Dieses Bild hat ein leeres Alt-Attribut. Der Dateiname ist Bildschirmfoto-2025-04-02-um-17.16.25.png
Die Lagerstätte „Gygra“ liegt 2.800 Meter unter dem Meeresspiegel.©Zentrum für Tiefseeforschung UiB

Oslo, 2. April 2025. Das Zentrum für Tiefseeforschung der Universität Bergen (UiB) und die norwegische Offshore-Direktion Sokkeldirektoratet haben im Rahmen einer umfassenden Untersuchung im Gebiet rund um die zuvor nachgewiesene Sulfidlagerstätte „Jøtul“ auf dem Knipovich-Rücken westlich von Spitzbergen eine neue Sulfidlagerstätte entdeckt. „Gygra“ liegt etwas mehr als einen Kilometer südöstlich von „Jøtul“. Die Lagerstätte „Gygra“ befindet sich 2.800 Meter unter dem Meeresspiegel.

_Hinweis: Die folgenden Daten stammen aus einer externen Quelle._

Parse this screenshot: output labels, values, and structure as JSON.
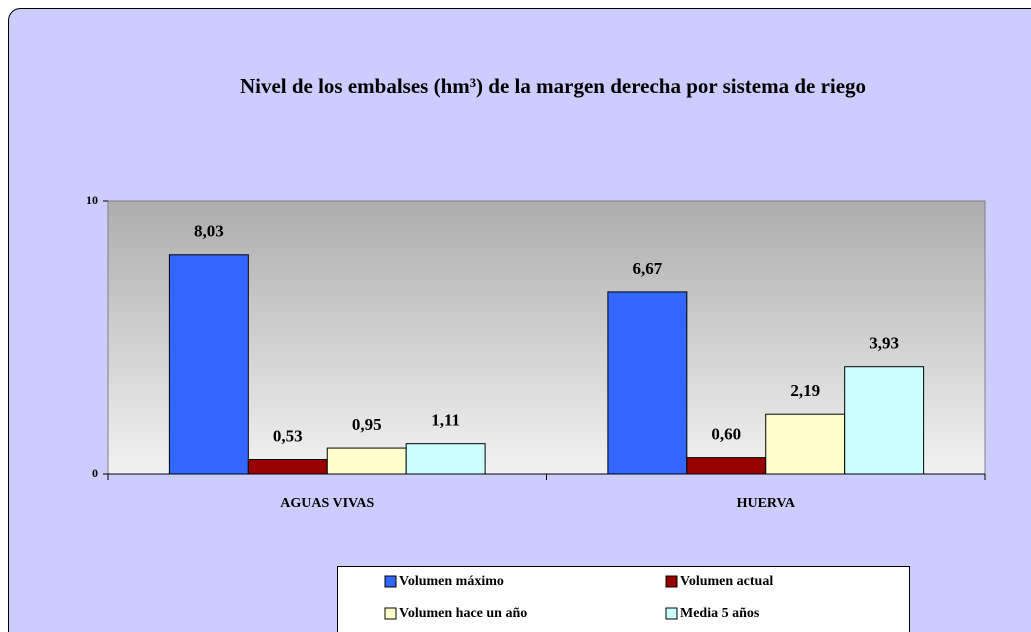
{
  "chart_data": {
    "type": "bar",
    "title": "Nivel de los embalses (hm³) de la margen derecha por sistema de riego",
    "categories": [
      "AGUAS VIVAS",
      "HUERVA"
    ],
    "series": [
      {
        "name": "Volumen máximo",
        "color": "#3366ff",
        "values": [
          8.03,
          6.67
        ],
        "value_labels": [
          "8,03",
          "6,67"
        ]
      },
      {
        "name": "Volumen actual",
        "color": "#990000",
        "values": [
          0.53,
          0.6
        ],
        "value_labels": [
          "0,53",
          "0,60"
        ]
      },
      {
        "name": "Volumen hace un año",
        "color": "#ffffcc",
        "values": [
          0.95,
          2.19
        ],
        "value_labels": [
          "0,95",
          "2,19"
        ]
      },
      {
        "name": "Media 5 años",
        "color": "#ccffff",
        "values": [
          1.11,
          3.93
        ],
        "value_labels": [
          "1,11",
          "3,93"
        ]
      }
    ],
    "ylim": [
      0,
      10
    ],
    "yticks": [
      0,
      10
    ],
    "grid": false
  }
}
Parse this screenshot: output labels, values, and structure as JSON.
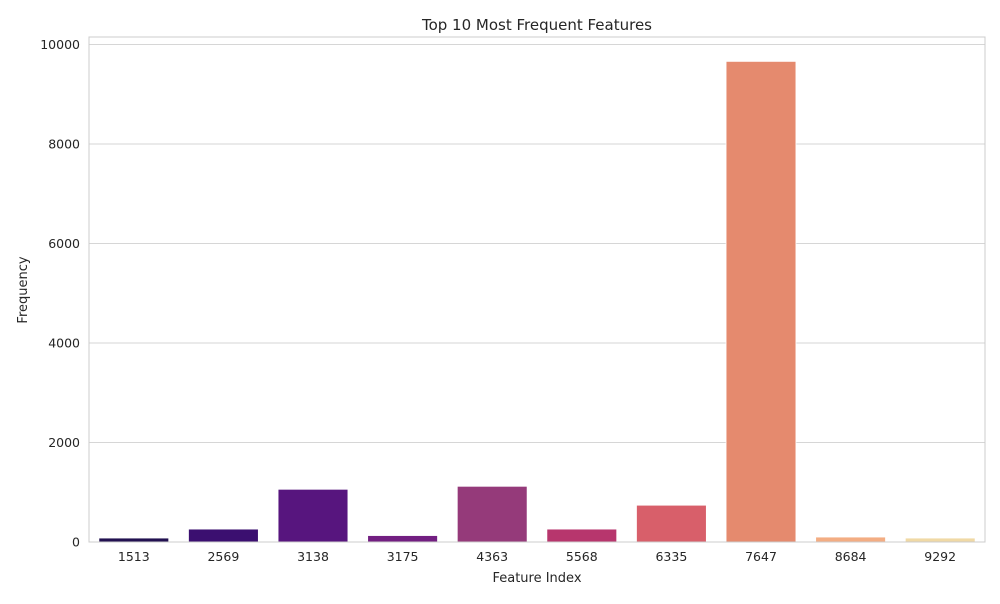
{
  "chart_data": {
    "type": "bar",
    "title": "Top 10 Most Frequent Features",
    "xlabel": "Feature Index",
    "ylabel": "Frequency",
    "categories": [
      "1513",
      "2569",
      "3138",
      "3175",
      "4363",
      "5568",
      "6335",
      "7647",
      "8684",
      "9292"
    ],
    "values": [
      80,
      260,
      1060,
      130,
      1120,
      260,
      740,
      9660,
      100,
      80
    ],
    "colors": [
      "#221150",
      "#3b0f70",
      "#57157e",
      "#721f81",
      "#953a7a",
      "#b7366d",
      "#d85f6a",
      "#e58a6e",
      "#f3ad83",
      "#f0d9a5"
    ],
    "ylim": [
      0,
      10150
    ],
    "yticks": [
      0,
      2000,
      4000,
      6000,
      8000,
      10000
    ],
    "grid": true,
    "legend": "none",
    "style": {
      "grid_color": "#d6d6d6",
      "frame_color": "#cccccc",
      "text_color": "#262626"
    }
  }
}
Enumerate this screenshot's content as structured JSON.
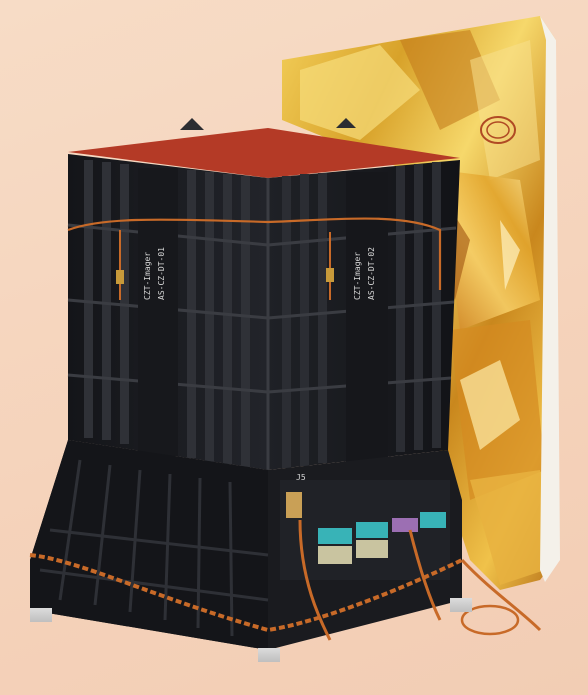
{
  "image": {
    "subject": "satellite-instrument-photo",
    "colors": {
      "background": "#f5d3bb",
      "panel_black": "#1b1c20",
      "rib_black": "#2a2c31",
      "foil_gold": "#e6b43a",
      "foil_orange": "#d98a1c",
      "cable_orange": "#c86a28",
      "connector_teal": "#38b3b7",
      "connector_purple": "#9c6fb3"
    }
  },
  "labels": {
    "left_panel_line1": "CZT-Imager",
    "left_panel_line2": "AS-CZ-DT-01",
    "right_panel_line1": "CZT-Imager",
    "right_panel_line2": "AS-CZ-DT-02",
    "connector_tag": "J5"
  }
}
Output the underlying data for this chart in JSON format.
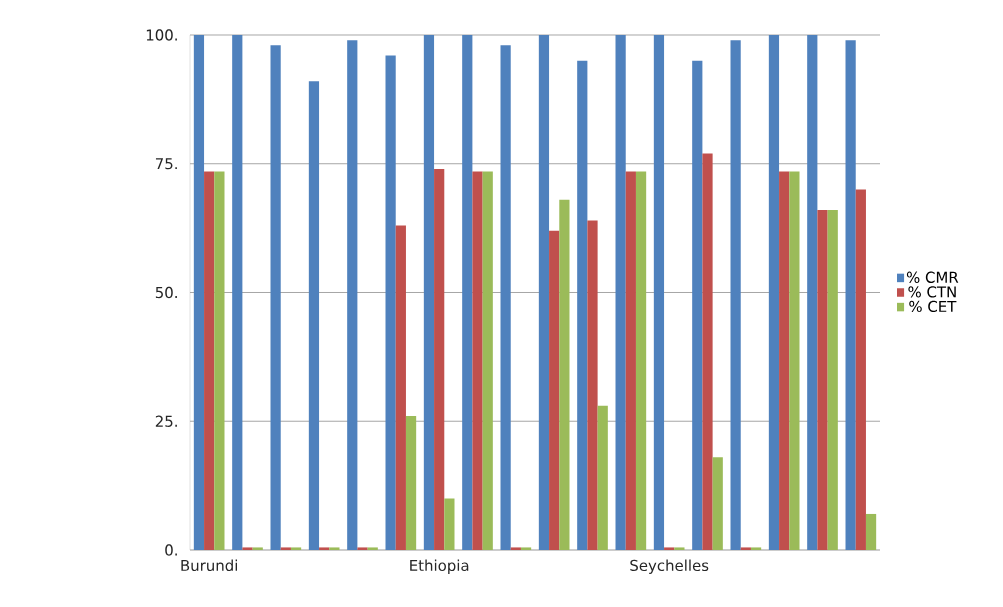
{
  "chart_data": {
    "type": "bar",
    "categories": [
      "Burundi",
      null,
      null,
      null,
      null,
      null,
      "Ethiopia",
      null,
      null,
      null,
      null,
      null,
      "Seychelles",
      null,
      null,
      null,
      null,
      null
    ],
    "series": [
      {
        "name": "% CMR",
        "color": "#4f81bd",
        "values": [
          100,
          100,
          98,
          91,
          99,
          96,
          100,
          100,
          98,
          100,
          95,
          100,
          100,
          95,
          99,
          100,
          100,
          99
        ]
      },
      {
        "name": "% CTN",
        "color": "#c0504d",
        "values": [
          73.5,
          0.5,
          0.5,
          0.5,
          0.5,
          63,
          74,
          73.5,
          0.5,
          62,
          64,
          73.5,
          0.5,
          77,
          0.5,
          73.5,
          66,
          70
        ]
      },
      {
        "name": "% CET",
        "color": "#9bbb59",
        "values": [
          73.5,
          0.5,
          0.5,
          0.5,
          0.5,
          26,
          10,
          73.5,
          0.5,
          68,
          28,
          73.5,
          0.5,
          18,
          0.5,
          73.5,
          66,
          7
        ]
      }
    ],
    "ylim": [
      0,
      100
    ],
    "yticks": [
      {
        "value": 0,
        "label": "0."
      },
      {
        "value": 25,
        "label": "25."
      },
      {
        "value": 50,
        "label": "50."
      },
      {
        "value": 75,
        "label": "75."
      },
      {
        "value": 100,
        "label": "100."
      }
    ],
    "grid": "y",
    "legend": "right"
  }
}
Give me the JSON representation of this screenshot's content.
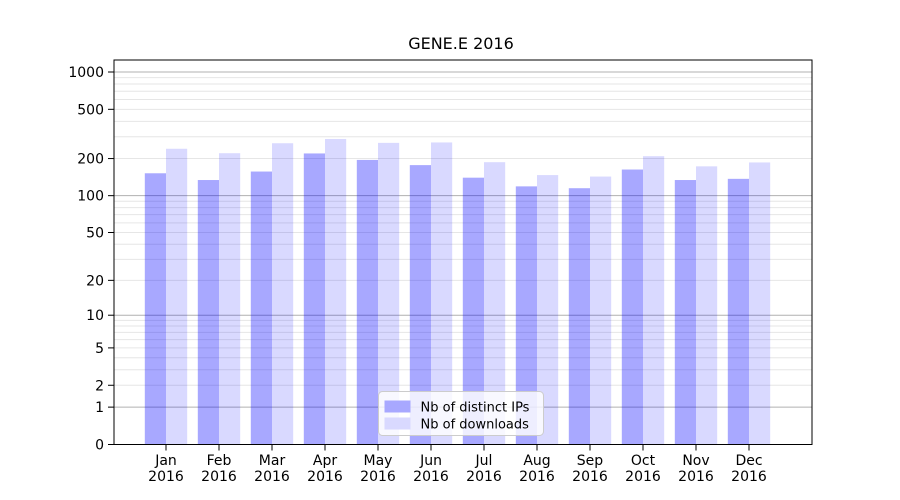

„Bei einer Expedition entlang des Knipovich-Rückens im Dezember 2024 wurde eine Sulfidprobe entnommen. Im März dieses Jahres wurden weitere Kartierungen des Gebiets durchgeführt und wir sind nun sicher, dass wir ein neues Sulfidvorkommen entdeckt haben“, sagt Hilde Braut, stellvertretende Direktorin für neue Industrien in der norwegischen Offshore-Direktion.

Beide Expeditionen wurden vom Forschungsschiff „RV Kronprins Haakon“ durchgeführt . Die Expedition zur Entnahme der Sulfidprobe erfolgte im Rahmen der wissenschaftlichen Erkundungslizenz 905/2024. Die Expedition zur Bestätigung des Sulfidvorkommens „Gygra“ sei Teil der wissenschaftlichen Erkundungslizenz 911/2025, teilt die Offshore-Direktion mit. Ziel der Untersuchungen war es, zusätzliche Erkenntnisse über die Tiefsee zu gewinnen. Dabei wurden sowohl geologische als auch ökologische Daten gesammelt.

Die Lagerstätte befindet sich im Gebiet rund um die zuvor nachgewiesene Sulfidlagerstätte „Jøtul“ auf dem Knipovich-Rücken westlich von Spitzbergen.©Sokkeldirektoratet

Bei beiden Expeditionen wurden mit dem Greifer des ferngesteuerten Fahrzeugs (ROV) Ægir 6.000 geologische Proben von „Gygra“ entnommen, bei der Abgrenzungsexpedition 53 Proben. Alle Proben wurden per Video in HD-Qualität oder in einer höheren Auflösung dokumentiert.

Bisher wurde das gesammelte Material lediglich an Bord des Schiffes mittels tragbarer 
Röntgenfluoreszenz-RF-Analyse (XRF) analysiert. Diese Analysen ergaben, dass das Material zwischen zwei und 30 Prozent Kupfer enthält. Das Vorkommen des Minerals Atacamit bestätigt einen hohen Kupfergehalt, heißt es in einer Pressemitteilung des Sokkeldirektorates.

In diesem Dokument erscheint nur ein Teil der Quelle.